Колхозницы стояли около самой стены, где меньше дуло. Миша и Гаврик, переступив порог, стали присматриваться, нет ли здесь человека в железнодорожной форме, чтобы спросить его, скоро ли придут платформы за камнями, и потом уж найти дежурного, добиться у него разрешения проехать до разбомбленного моста.
Одна колхозница рассказывала, как по книге читала:
– Теперь каждая баба для бригады капитал. А, думаете, не правда?
Но никто с ней не спорил и не собирался спорить, и она продолжала:
– Колхозница запрет детишек в чертовом доте, а сама в поле – окопы, траншеи зарывать, сорняки косить, жечь… Наш-то председатель долго решал – посылать или не посылать за картошкой. Таки послали нас двух и вот хлопца на придачу… Да ты, Трушка, случаем не замерз? – неожиданно спросила она.
Миша и Гаврик увидели мальчика в дубленом длинном полушубке, в высокой, конусом, шапке, нахлобученной на уши. Он был значительно меньше Миши и Гаврика, но в торчащей шапке и в высоко подпоясанном полушубке, с мешком за поясом он походил на молчаливого старичка.
– Это соседкин. Четвероклассник, – пояснила словоохотливая колхозница. – Маленьким, что в первом и во втором, построили флигелек, учатся, а те, что постарше, помогают: одни – в поле, другие – дома.
– Теперь и с малых большой спрос, – заметила другая колхозница. – Вот те, видать, сами себе план составляют, – указала она на Мишу и Гаврика.
А Миша и Гаврик с озабоченным видом подходили то к одной, то к другой боковой двери, пробуя их открыть. Они искали железнодорожника, искали самого старшего на этой станции.

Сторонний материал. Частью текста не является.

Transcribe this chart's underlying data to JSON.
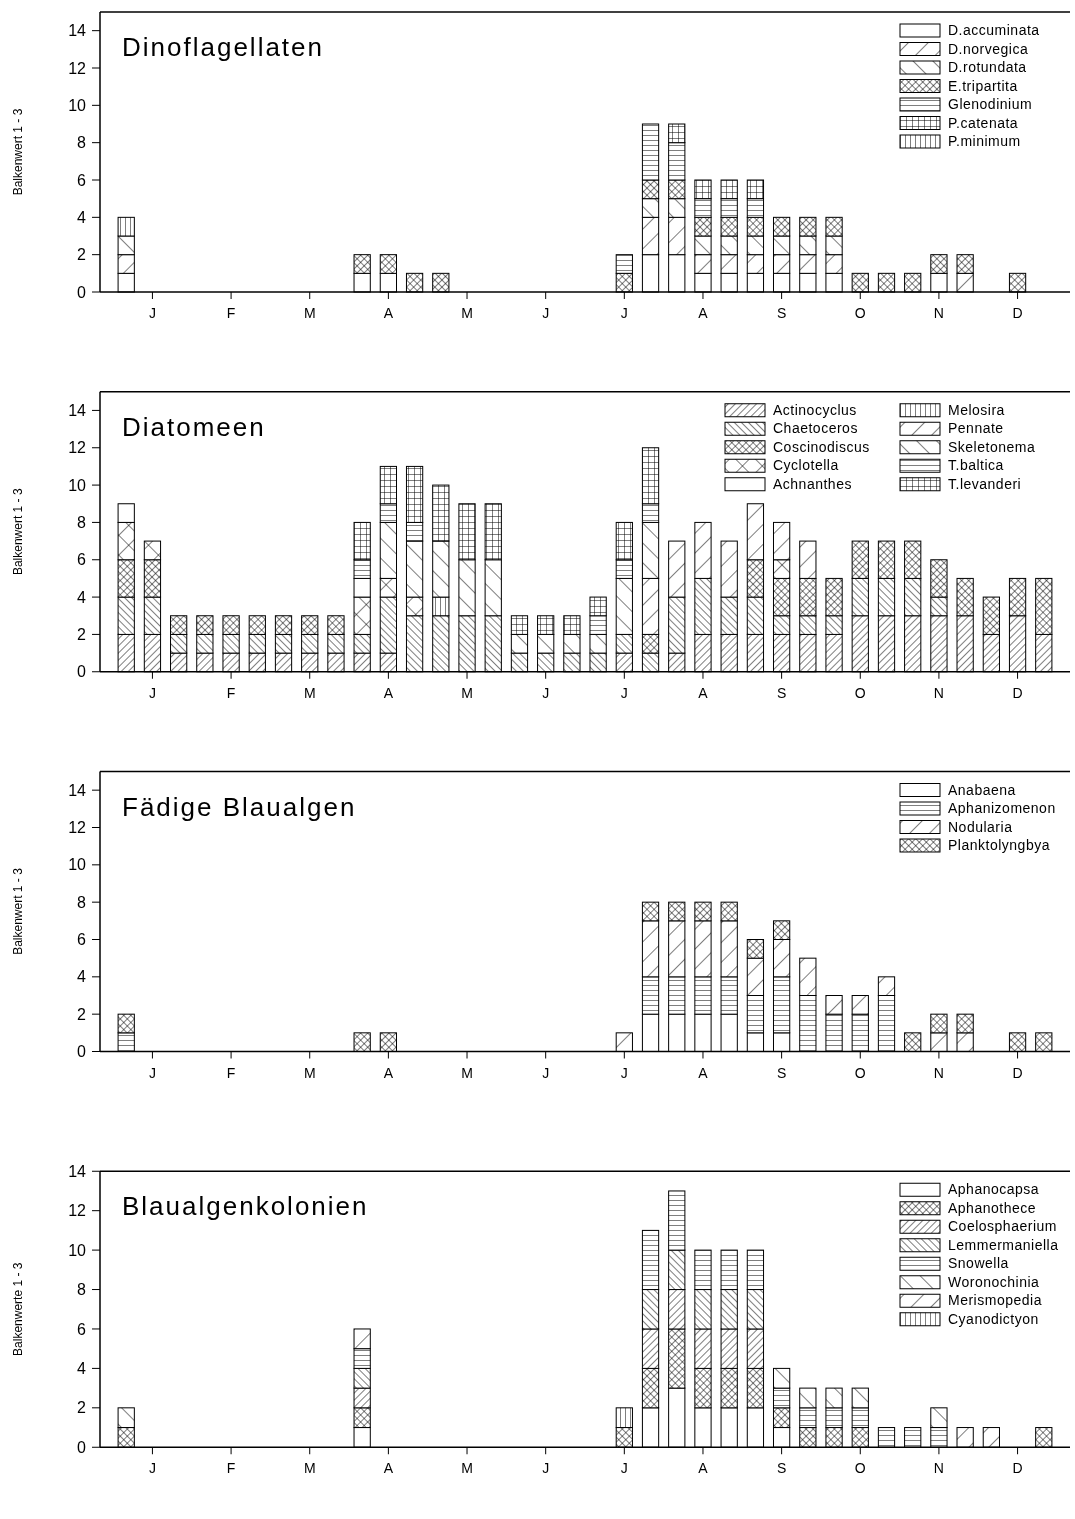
{
  "chart_data": [
    {
      "type": "bar",
      "stacked": true,
      "title": "Dinoflagellaten",
      "ylabel": "Balkenwert 1 - 3",
      "legend": "top right",
      "ylim": [
        0,
        15
      ],
      "yticks": [
        0,
        2,
        4,
        6,
        8,
        10,
        12,
        14
      ],
      "categories": [
        null,
        "J",
        null,
        null,
        "F",
        null,
        null,
        "M",
        null,
        null,
        "A",
        null,
        null,
        "M",
        null,
        null,
        "J",
        null,
        null,
        "J",
        null,
        null,
        "A",
        null,
        null,
        "S",
        null,
        null,
        "O",
        null,
        null,
        "N",
        null,
        null,
        "D",
        null
      ],
      "series": [
        {
          "name": "D.accuminata",
          "color": "#000000",
          "values": [
            1,
            null,
            null,
            null,
            null,
            null,
            null,
            null,
            null,
            1,
            1,
            null,
            null,
            null,
            null,
            null,
            null,
            null,
            null,
            null,
            2,
            2,
            1,
            1,
            1,
            1,
            1,
            1,
            null,
            null,
            null,
            1,
            null,
            null,
            null,
            null
          ]
        },
        {
          "name": "D.norvegica",
          "color": "#000000",
          "values": [
            1,
            null,
            null,
            null,
            null,
            null,
            null,
            null,
            null,
            null,
            null,
            null,
            null,
            null,
            null,
            null,
            null,
            null,
            null,
            null,
            2,
            2,
            1,
            1,
            1,
            1,
            1,
            1,
            null,
            null,
            null,
            null,
            1,
            null,
            null,
            null
          ]
        },
        {
          "name": "D.rotundata",
          "color": "#000000",
          "values": [
            1,
            null,
            null,
            null,
            null,
            null,
            null,
            null,
            null,
            null,
            null,
            null,
            null,
            null,
            null,
            null,
            null,
            null,
            null,
            null,
            1,
            1,
            1,
            1,
            1,
            1,
            1,
            1,
            null,
            null,
            null,
            null,
            null,
            null,
            null,
            null
          ]
        },
        {
          "name": "E.tripartita",
          "color": "#000000",
          "values": [
            null,
            null,
            null,
            null,
            null,
            null,
            null,
            null,
            null,
            1,
            1,
            1,
            1,
            null,
            null,
            null,
            null,
            null,
            null,
            1,
            1,
            1,
            1,
            1,
            1,
            1,
            1,
            1,
            1,
            1,
            1,
            1,
            1,
            null,
            1,
            null
          ]
        },
        {
          "name": "Glenodinium",
          "color": "#000000",
          "values": [
            null,
            null,
            null,
            null,
            null,
            null,
            null,
            null,
            null,
            null,
            null,
            null,
            null,
            null,
            null,
            null,
            null,
            null,
            null,
            1,
            3,
            2,
            1,
            1,
            1,
            null,
            null,
            null,
            null,
            null,
            null,
            null,
            null,
            null,
            null,
            null
          ]
        },
        {
          "name": "P.catenata",
          "color": "#000000",
          "values": [
            null,
            null,
            null,
            null,
            null,
            null,
            null,
            null,
            null,
            null,
            null,
            null,
            null,
            null,
            null,
            null,
            null,
            null,
            null,
            null,
            null,
            1,
            1,
            1,
            1,
            null,
            null,
            null,
            null,
            null,
            null,
            null,
            null,
            null,
            null,
            null
          ]
        },
        {
          "name": "P.minimum",
          "color": "#000000",
          "values": [
            1,
            null,
            null,
            null,
            null,
            null,
            null,
            null,
            null,
            null,
            null,
            null,
            null,
            null,
            null,
            null,
            null,
            null,
            null,
            null,
            null,
            null,
            null,
            null,
            null,
            null,
            null,
            null,
            null,
            null,
            null,
            null,
            null,
            null,
            null,
            null
          ]
        }
      ]
    },
    {
      "type": "bar",
      "stacked": true,
      "title": "Diatomeen",
      "ylabel": "Balkenwert 1 - 3",
      "legend": "top right",
      "ylim": [
        0,
        15
      ],
      "yticks": [
        0,
        2,
        4,
        6,
        8,
        10,
        12,
        14
      ],
      "categories": [
        null,
        "J",
        null,
        null,
        "F",
        null,
        null,
        "M",
        null,
        null,
        "A",
        null,
        null,
        "M",
        null,
        null,
        "J",
        null,
        null,
        "J",
        null,
        null,
        "A",
        null,
        null,
        "S",
        null,
        null,
        "O",
        null,
        null,
        "N",
        null,
        null,
        "D",
        null
      ],
      "series": [
        {
          "name": "Actinocyclus",
          "color": "#000000",
          "values": [
            2,
            2,
            1,
            1,
            1,
            1,
            1,
            1,
            1,
            1,
            1,
            null,
            null,
            null,
            null,
            null,
            null,
            null,
            null,
            1,
            null,
            1,
            2,
            2,
            2,
            2,
            2,
            2,
            3,
            3,
            3,
            3,
            3,
            2,
            3,
            2
          ]
        },
        {
          "name": "Chaetoceros",
          "color": "#000000",
          "values": [
            2,
            2,
            1,
            1,
            1,
            1,
            1,
            1,
            1,
            1,
            3,
            3,
            3,
            3,
            3,
            1,
            1,
            1,
            1,
            1,
            1,
            3,
            3,
            2,
            2,
            1,
            1,
            1,
            2,
            2,
            2,
            1,
            null,
            null,
            null,
            null
          ]
        },
        {
          "name": "Coscinodiscus",
          "color": "#000000",
          "values": [
            2,
            2,
            1,
            1,
            1,
            1,
            1,
            1,
            1,
            null,
            null,
            null,
            null,
            null,
            null,
            null,
            null,
            null,
            null,
            null,
            1,
            null,
            null,
            null,
            2,
            2,
            2,
            2,
            2,
            2,
            2,
            2,
            2,
            2,
            2,
            3
          ]
        },
        {
          "name": "Cyclotella",
          "color": "#000000",
          "values": [
            2,
            1,
            null,
            null,
            null,
            null,
            null,
            null,
            null,
            2,
            1,
            1,
            null,
            null,
            null,
            null,
            null,
            null,
            null,
            null,
            null,
            null,
            null,
            null,
            null,
            1,
            null,
            null,
            null,
            null,
            null,
            null,
            null,
            null,
            null,
            null
          ]
        },
        {
          "name": "Achnanthes",
          "color": "#000000",
          "values": [
            1,
            null,
            null,
            null,
            null,
            null,
            null,
            null,
            null,
            1,
            null,
            null,
            null,
            null,
            null,
            null,
            null,
            null,
            null,
            null,
            null,
            null,
            null,
            null,
            null,
            null,
            null,
            null,
            null,
            null,
            null,
            null,
            null,
            null,
            null,
            null
          ]
        },
        {
          "name": "Melosira",
          "color": "#000000",
          "values": [
            null,
            null,
            null,
            null,
            null,
            null,
            null,
            null,
            null,
            null,
            null,
            null,
            1,
            null,
            null,
            null,
            null,
            null,
            null,
            null,
            null,
            null,
            null,
            null,
            null,
            null,
            null,
            null,
            null,
            null,
            null,
            null,
            null,
            null,
            null,
            null
          ]
        },
        {
          "name": "Pennate",
          "color": "#000000",
          "values": [
            null,
            null,
            null,
            null,
            null,
            null,
            null,
            null,
            null,
            null,
            null,
            null,
            null,
            null,
            null,
            null,
            null,
            null,
            null,
            null,
            3,
            3,
            3,
            3,
            3,
            2,
            2,
            null,
            null,
            null,
            null,
            null,
            null,
            null,
            null,
            null
          ]
        },
        {
          "name": "Skeletonema",
          "color": "#000000",
          "values": [
            null,
            null,
            null,
            null,
            null,
            null,
            null,
            null,
            null,
            null,
            3,
            3,
            3,
            3,
            3,
            1,
            1,
            1,
            1,
            3,
            3,
            null,
            null,
            null,
            null,
            null,
            null,
            null,
            null,
            null,
            null,
            null,
            null,
            null,
            null,
            null
          ]
        },
        {
          "name": "T.baltica",
          "color": "#000000",
          "values": [
            null,
            null,
            null,
            null,
            null,
            null,
            null,
            null,
            null,
            1,
            1,
            1,
            null,
            null,
            null,
            null,
            null,
            null,
            1,
            1,
            1,
            null,
            null,
            null,
            null,
            null,
            null,
            null,
            null,
            null,
            null,
            null,
            null,
            null,
            null,
            null
          ]
        },
        {
          "name": "T.levanderi",
          "color": "#000000",
          "values": [
            null,
            null,
            null,
            null,
            null,
            null,
            null,
            null,
            null,
            2,
            2,
            3,
            3,
            3,
            3,
            1,
            1,
            1,
            1,
            2,
            3,
            null,
            null,
            null,
            null,
            null,
            null,
            null,
            null,
            null,
            null,
            null,
            null,
            null,
            null,
            null
          ]
        }
      ]
    },
    {
      "type": "bar",
      "stacked": true,
      "title": "Fädige Blaualgen",
      "ylabel": "Balkenwert 1 - 3",
      "legend": "top right",
      "ylim": [
        0,
        15
      ],
      "yticks": [
        0,
        2,
        4,
        6,
        8,
        10,
        12,
        14
      ],
      "categories": [
        null,
        "J",
        null,
        null,
        "F",
        null,
        null,
        "M",
        null,
        null,
        "A",
        null,
        null,
        "M",
        null,
        null,
        "J",
        null,
        null,
        "J",
        null,
        null,
        "A",
        null,
        null,
        "S",
        null,
        null,
        "O",
        null,
        null,
        "N",
        null,
        null,
        "D",
        null
      ],
      "series": [
        {
          "name": "Anabaena",
          "color": "#000000",
          "values": [
            null,
            null,
            null,
            null,
            null,
            null,
            null,
            null,
            null,
            null,
            null,
            null,
            null,
            null,
            null,
            null,
            null,
            null,
            null,
            null,
            2,
            2,
            2,
            2,
            1,
            1,
            null,
            null,
            null,
            null,
            null,
            null,
            null,
            null,
            null,
            null
          ]
        },
        {
          "name": "Aphanizomenon",
          "color": "#000000",
          "values": [
            1,
            null,
            null,
            null,
            null,
            null,
            null,
            null,
            null,
            null,
            null,
            null,
            null,
            null,
            null,
            null,
            null,
            null,
            null,
            null,
            2,
            2,
            2,
            2,
            2,
            3,
            3,
            2,
            2,
            3,
            null,
            null,
            null,
            null,
            null,
            null
          ]
        },
        {
          "name": "Nodularia",
          "color": "#000000",
          "values": [
            null,
            null,
            null,
            null,
            null,
            null,
            null,
            null,
            null,
            null,
            null,
            null,
            null,
            null,
            null,
            null,
            null,
            null,
            null,
            1,
            3,
            3,
            3,
            3,
            2,
            2,
            2,
            1,
            1,
            1,
            null,
            1,
            1,
            null,
            null,
            null
          ]
        },
        {
          "name": "Planktolyngbya",
          "color": "#000000",
          "values": [
            1,
            null,
            null,
            null,
            null,
            null,
            null,
            null,
            null,
            1,
            1,
            null,
            null,
            null,
            null,
            null,
            null,
            null,
            null,
            null,
            1,
            1,
            1,
            1,
            1,
            1,
            null,
            null,
            null,
            null,
            1,
            1,
            1,
            null,
            1,
            1
          ]
        }
      ]
    },
    {
      "type": "bar",
      "stacked": true,
      "title": "Blaualgenkolonien",
      "ylabel": "Balkenwerte 1 - 3",
      "legend": "top right",
      "ylim": [
        0,
        14
      ],
      "yticks": [
        0,
        2,
        4,
        6,
        8,
        10,
        12,
        14
      ],
      "categories": [
        null,
        "J",
        null,
        null,
        "F",
        null,
        null,
        "M",
        null,
        null,
        "A",
        null,
        null,
        "M",
        null,
        null,
        "J",
        null,
        null,
        "J",
        null,
        null,
        "A",
        null,
        null,
        "S",
        null,
        null,
        "O",
        null,
        null,
        "N",
        null,
        null,
        "D",
        null
      ],
      "series": [
        {
          "name": "Aphanocapsa",
          "color": "#000000",
          "values": [
            null,
            null,
            null,
            null,
            null,
            null,
            null,
            null,
            null,
            1,
            null,
            null,
            null,
            null,
            null,
            null,
            null,
            null,
            null,
            null,
            2,
            3,
            2,
            2,
            2,
            1,
            null,
            null,
            null,
            null,
            null,
            null,
            null,
            null,
            null,
            null
          ]
        },
        {
          "name": "Aphanothece",
          "color": "#000000",
          "values": [
            1,
            null,
            null,
            null,
            null,
            null,
            null,
            null,
            null,
            1,
            null,
            null,
            null,
            null,
            null,
            null,
            null,
            null,
            null,
            1,
            2,
            3,
            2,
            2,
            2,
            1,
            1,
            1,
            1,
            null,
            null,
            null,
            null,
            null,
            null,
            1
          ]
        },
        {
          "name": "Coelosphaerium",
          "color": "#000000",
          "values": [
            null,
            null,
            null,
            null,
            null,
            null,
            null,
            null,
            null,
            1,
            null,
            null,
            null,
            null,
            null,
            null,
            null,
            null,
            null,
            null,
            2,
            2,
            2,
            2,
            2,
            null,
            null,
            null,
            null,
            null,
            null,
            null,
            null,
            null,
            null,
            null
          ]
        },
        {
          "name": "Lemmermaniella",
          "color": "#000000",
          "values": [
            null,
            null,
            null,
            null,
            null,
            null,
            null,
            null,
            null,
            1,
            null,
            null,
            null,
            null,
            null,
            null,
            null,
            null,
            null,
            null,
            2,
            2,
            2,
            2,
            2,
            null,
            null,
            null,
            null,
            null,
            null,
            null,
            null,
            null,
            null,
            null
          ]
        },
        {
          "name": "Snowella",
          "color": "#000000",
          "values": [
            null,
            null,
            null,
            null,
            null,
            null,
            null,
            null,
            null,
            1,
            null,
            null,
            null,
            null,
            null,
            null,
            null,
            null,
            null,
            null,
            3,
            3,
            2,
            2,
            2,
            1,
            1,
            1,
            1,
            1,
            1,
            1,
            null,
            null,
            null,
            null
          ]
        },
        {
          "name": "Woronochinia",
          "color": "#000000",
          "values": [
            1,
            null,
            null,
            null,
            null,
            null,
            null,
            null,
            null,
            null,
            null,
            null,
            null,
            null,
            null,
            null,
            null,
            null,
            null,
            null,
            null,
            null,
            null,
            null,
            null,
            1,
            1,
            1,
            1,
            null,
            null,
            1,
            null,
            null,
            null,
            null
          ]
        },
        {
          "name": "Merismopedia",
          "color": "#000000",
          "values": [
            null,
            null,
            null,
            null,
            null,
            null,
            null,
            null,
            null,
            1,
            null,
            null,
            null,
            null,
            null,
            null,
            null,
            null,
            null,
            null,
            null,
            null,
            null,
            null,
            null,
            null,
            null,
            null,
            null,
            null,
            null,
            null,
            1,
            1,
            null,
            null
          ]
        },
        {
          "name": "Cyanodictyon",
          "color": "#000000",
          "values": [
            null,
            null,
            null,
            null,
            null,
            null,
            null,
            null,
            null,
            null,
            null,
            null,
            null,
            null,
            null,
            null,
            null,
            null,
            null,
            1,
            null,
            null,
            null,
            null,
            null,
            null,
            null,
            null,
            null,
            null,
            null,
            null,
            null,
            null,
            null,
            null
          ]
        }
      ]
    }
  ]
}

– Не дергайте, закрыто. Если нужен дежурный, то идите вдоль линии, подальше идите, – объясняла словоохотливая колхозница. – Увидите костер, – там много людей… камни грузят на платформы…
Миша и Гаврик вышли на перрон и, медленно удаляясь от станции, еще некоторое время слышали разговаривающую, как читающую книгу, колхозницу. Она рассказывала о Трушке, что он сын ее соседки, что у соседки помимо него маленьких еще двое, что Трушка поможет колхозу привезти картошку, а колхоз выделит ему за труды. Семье и будет подспорье…
– Самбекские, – заметил Миша.
– Самбекские или из Курляцкого. Как мы, в дотах обогреваются, – проговорил Гаврик.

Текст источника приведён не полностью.